The International Monetary Fund has included the Chinese renminbi in the Special Drawing Right, with a weighting that’s the third largest after the dollar and the euro, but ahead of the yen and sterling. A PriceWaterhouseCoopers projection, which is quite conservative about future growth rates, puts China’s 2050 GDP at $62 trillion compared with the U.S. $41 trillion.

These trends can always reverse, but even for conservative U.S. income investors, it’s best to have some money invested where the tide is flowing in. Fortunately, there are some sound opportunities to do so.

China’s stock market suffered a major hiccup during the summer, reflecting analysts’ belief that the country’s rapid growth was finally slowing. There is no question that much of the real estate and other investment incurred by China during the “stimulus” of 2008 to 2010, which was intended to fight the global recession, was poorly considered and needs to be written off, causing massive bad debts in the banking system.

 However China’s state debt is small and its international reserves over $3 trillion, so even a full write-off of those assets will cause only a temporary hiccup.
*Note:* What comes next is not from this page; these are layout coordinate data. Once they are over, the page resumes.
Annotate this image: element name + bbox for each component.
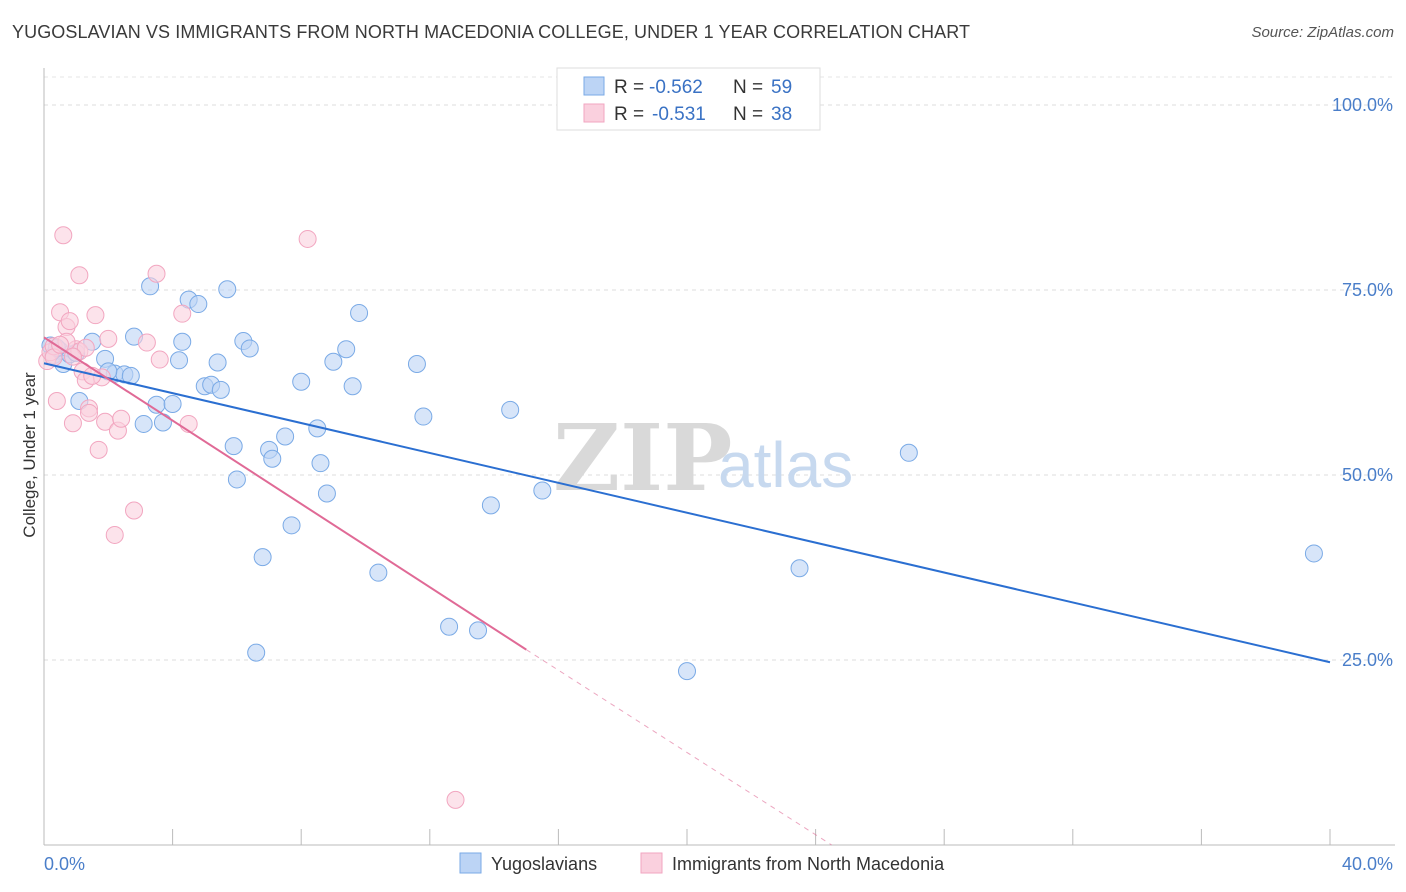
chart-title: YUGOSLAVIAN VS IMMIGRANTS FROM NORTH MAC…	[12, 22, 971, 42]
yugoslavians-trend-line	[43, 362, 1331, 664]
yugoslavians-point-30	[247, 643, 266, 662]
x-tick-label-min: 0.0%	[44, 854, 85, 874]
legend-n-label-1: N =	[733, 77, 763, 98]
yugoslavians-point-44	[369, 563, 388, 582]
yugoslavians-points	[41, 277, 1323, 681]
yugoslavians-point-16	[163, 394, 182, 413]
x-tick-labels: 0.0% 40.0%	[44, 854, 1393, 874]
macedonia-point-3	[47, 392, 66, 410]
yugoslavians-point-31	[253, 548, 272, 567]
legend-swatch-yugoslavians	[583, 76, 605, 96]
yugoslavians-point-29	[240, 339, 259, 358]
x-tick-label-max: 40.0%	[1342, 854, 1393, 874]
yugoslavians-point-35	[282, 516, 301, 535]
macedonia-point-21	[105, 525, 124, 544]
yugoslavians-point-20	[189, 295, 208, 314]
bottom-legend-swatch-yugoslavians	[459, 852, 482, 874]
grid-lines	[44, 76, 1395, 661]
macedonia-point-31	[446, 790, 465, 809]
legend-r-label-1: R =	[614, 77, 644, 98]
axes	[43, 68, 1395, 846]
yugoslavians-point-39	[317, 484, 336, 503]
yugoslavians-point-42	[343, 377, 362, 396]
macedonia-point-26	[147, 264, 166, 283]
yugoslavians-point-34	[276, 427, 295, 446]
bottom-legend-label-macedonia: Immigrants from North Macedonia	[672, 854, 945, 874]
watermark-zip: ZIP	[553, 404, 732, 512]
yugoslavians-point-18	[173, 332, 192, 351]
yugoslavians-point-12	[134, 414, 153, 433]
y-tick-label-2: 75.0%	[1342, 280, 1393, 300]
macedonia-point-16	[86, 306, 105, 325]
yugoslavians-point-54	[899, 443, 918, 462]
bottom-legend-label-yugoslavians: Yugoslavians	[491, 854, 597, 874]
yugoslavians-point-46	[414, 407, 433, 426]
yugoslavians-point-25	[218, 280, 237, 299]
y-tick-label-3: 100.0%	[1332, 95, 1393, 115]
macedonia-point-34	[76, 338, 95, 357]
yugoslavians-point-41	[337, 340, 356, 359]
correlation-legend: R = -0.562 N = 59 R = -0.531 N = 38	[556, 67, 821, 131]
macedonia-point-25	[137, 333, 156, 352]
y-tick-label-0: 25.0%	[1342, 650, 1393, 670]
legend-n-value-2: 38	[771, 104, 792, 125]
yugoslavians-point-55	[1304, 544, 1323, 563]
source-label: Source: ZipAtlas.com	[1251, 24, 1394, 41]
macedonia-point-23	[112, 409, 131, 428]
macedonia-point-28	[173, 304, 192, 323]
macedonia-point-35	[51, 335, 70, 354]
watermark-atlas: atlas	[718, 429, 853, 501]
yugoslavians-point-47	[440, 617, 459, 636]
yugoslavians-point-51	[533, 481, 552, 500]
macedonia-point-17	[89, 440, 108, 459]
macedonia-trend-extension	[525, 649, 832, 846]
macedonia-point-30	[298, 229, 317, 248]
yugoslavians-point-52	[678, 662, 696, 681]
legend-swatch-macedonia	[583, 103, 605, 123]
y-tick-labels: 25.0% 50.0% 75.0% 100.0%	[1332, 95, 1393, 670]
yugoslavians-point-53	[790, 559, 809, 578]
legend-n-value-1: 59	[771, 77, 792, 98]
yugoslavians-point-49	[481, 496, 500, 515]
yugoslavians-point-43	[350, 303, 369, 322]
yugoslavians-point-45	[407, 355, 426, 373]
yugoslavians-point-38	[311, 454, 330, 473]
yugoslavians-point-36	[292, 372, 311, 391]
yugoslavians-point-33	[263, 449, 282, 468]
macedonia-point-20	[99, 329, 118, 348]
macedonia-point-27	[150, 350, 169, 369]
macedonia-point-24	[125, 501, 144, 520]
macedonia-point-15	[80, 403, 99, 422]
macedonia-point-5	[54, 226, 73, 245]
yugoslavians-point-24	[211, 380, 230, 399]
legend-r-value-1: -0.562	[649, 77, 703, 98]
yugoslavians-point-27	[227, 470, 246, 489]
macedonia-point-8	[63, 414, 82, 433]
bottom-legend-swatch-macedonia	[640, 852, 663, 874]
watermark: ZIP atlas	[553, 404, 853, 512]
yugoslavians-point-23	[208, 353, 227, 372]
macedonia-points	[38, 226, 465, 809]
yugoslavians-point-48	[469, 621, 488, 640]
macedonia-trend-line	[43, 336, 527, 651]
legend-r-value-2: -0.531	[652, 104, 706, 125]
yugoslavians-point-15	[153, 413, 172, 432]
yugoslavians-point-26	[224, 437, 243, 456]
legend-r-label-2: R =	[614, 104, 644, 125]
macedonia-point-7	[60, 312, 79, 331]
series-legend: Yugoslavians Immigrants from North Maced…	[459, 852, 945, 874]
yugoslavians-point-50	[501, 400, 520, 419]
yugoslavians-point-40	[324, 352, 343, 371]
trend-lines	[43, 336, 1331, 846]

In the long-term, China is well enough managed and its people hard-working and educated enough that the country’s continuing growth much be assured.

Income investors venturing abroad must always worry about the local withholding tax regime. Fortunately, China’s is relatively favorable, with a withholding tax of only 10%, lower than many other countries. This means that it can even be efficient for U.S. dividend investors to invest in China from tax-free accounts (which cannot reclaim Chinese withholding tax) although investing in taxable accounts and deducting the tax from U.S. taxes payable under the China/U.S. double tax treaty is always the most efficient approach when possible.

For many individual investors, the best way into Chinese income stocks is through a fund. The Matthews China Dividend Fund (MCDFX), part of the Asia specialist Matthews group, is a $181 million open end mutual fund with a somewhat high expense ratio of 1.19% but no front-end load. The fund yields 3.3% and has returned an average 9% annually since its inception in 2009 compared with 1.9% on the MSCI China Index. At the very least, the U.S. income investor should have a modest holding in this or another similar fund or ETF.

 

If your taste is for individual stocks—and the more risk that comes with them—I have two suggestions. China Mobile Limited (NYSE:CHL) just beats MCDFX, with a yield of 3.4%, based on two semi-annual dividends in April and October. China Mobile is the world’s largest mobile telecom service in terms of subscribers, with an astounding 824 million at the end of October 2015. During the first10 months of 2015 the company added 176 million 4G subscribers, bringing total 4G subscribers to 267 million. During this period it recorded a 6.5% increase in revenue and 3.5% increase in net profit. It currently trades on 13.7 times historic earnings and 12.4 times 4-traders’ estimate of 2016 earnings.

Huaneng Power International Inc. (NYSE:HNP) is a Beijing-based electric power company, selling power to regional authorities in China and Singapore, generating power from coal, wind, gas, oil and hydro resources with controlled generating capacity of 81,132 megawatts. Huaneng’s revenue for the first 9 months of 2015 decreased 8% but its net profit increased 16%. The company trades on 9.1 times 4-traders’ estimate of 2016 earnings and has a dividend yield of 6.9%, based on quarterly dividends of $0.565, the next due to go ex-dividend in February.